Shanshu - La suite des aventures d'Angel et Buffy
Chapitre 21 : Episode 21 - Le contrat
1980 mots, Catégorie: G
Dernière mise à jour il y a plus d’un an
EPISODE 21 : LE CONTRAT
Encore une fois, Wesley arpentait cet endroit qu'il haïssait, pour accomplir un travail qui le débecquetait, un sentiment partagé par beaucoup d'individus en ce bas monde. Le seul hic, c'est que justement, il ne devait plus en faire partie, de ce monde. Il aurait souhaité reposer en paix, mais il avait signé un contrat, un engagement dont il ne pouvait feindre l’ignorance. Lilah Morgane, fidèle à elle-même, l’avait averti des conséquences. Pourtant, à l’époque, il ne s'était pas senti concerné, naïvement persuadé que ce genre de malheur n'arrivait qu'aux autres.
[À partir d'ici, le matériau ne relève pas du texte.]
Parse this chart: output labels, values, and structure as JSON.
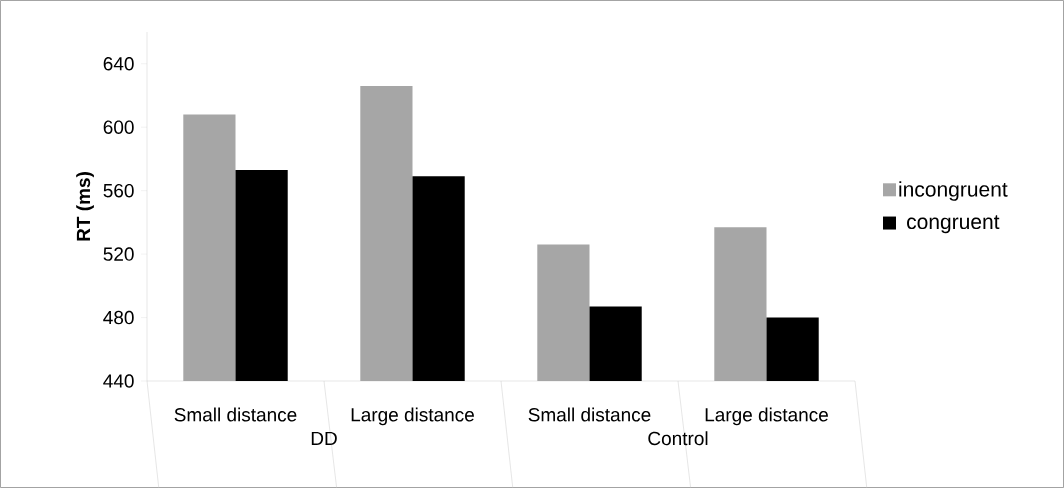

Wesley n'était cependant pas du genre à baisser les bras. Cette étrange opportunité lui permettait d'avoir encore un rôle à jouer, même si cela impliquait de pactiser avec le diable. Ayant d’ores et déjà franchi cette ligne, il n'avait désormais plus rien à perdre. Quitte à ce qu'on se serve de lui, autant que ce soit une arme à double tranchant. Du moins, c'était l'idée.
L'ex observateur se tenait droit comme un piquet, engoncé dans son costume taillé sur mesure qui lui évoquait un passé lointain, celui de sa prime jeunesse à Sunnydale. Il en avait fait du chemin depuis, et il prenait conscience que ses vêtements ne correspondaient plus du tout à l’homme qu'il était devenu, prouvant ainsi que l'habit ne fait pas forcément le moine. Enfin, cette situation, il ne l'avait pas choisie, et se retrouver dans cette chambre blanche, dans l'antre de son pire ennemi, n'était pas pour le rassurer.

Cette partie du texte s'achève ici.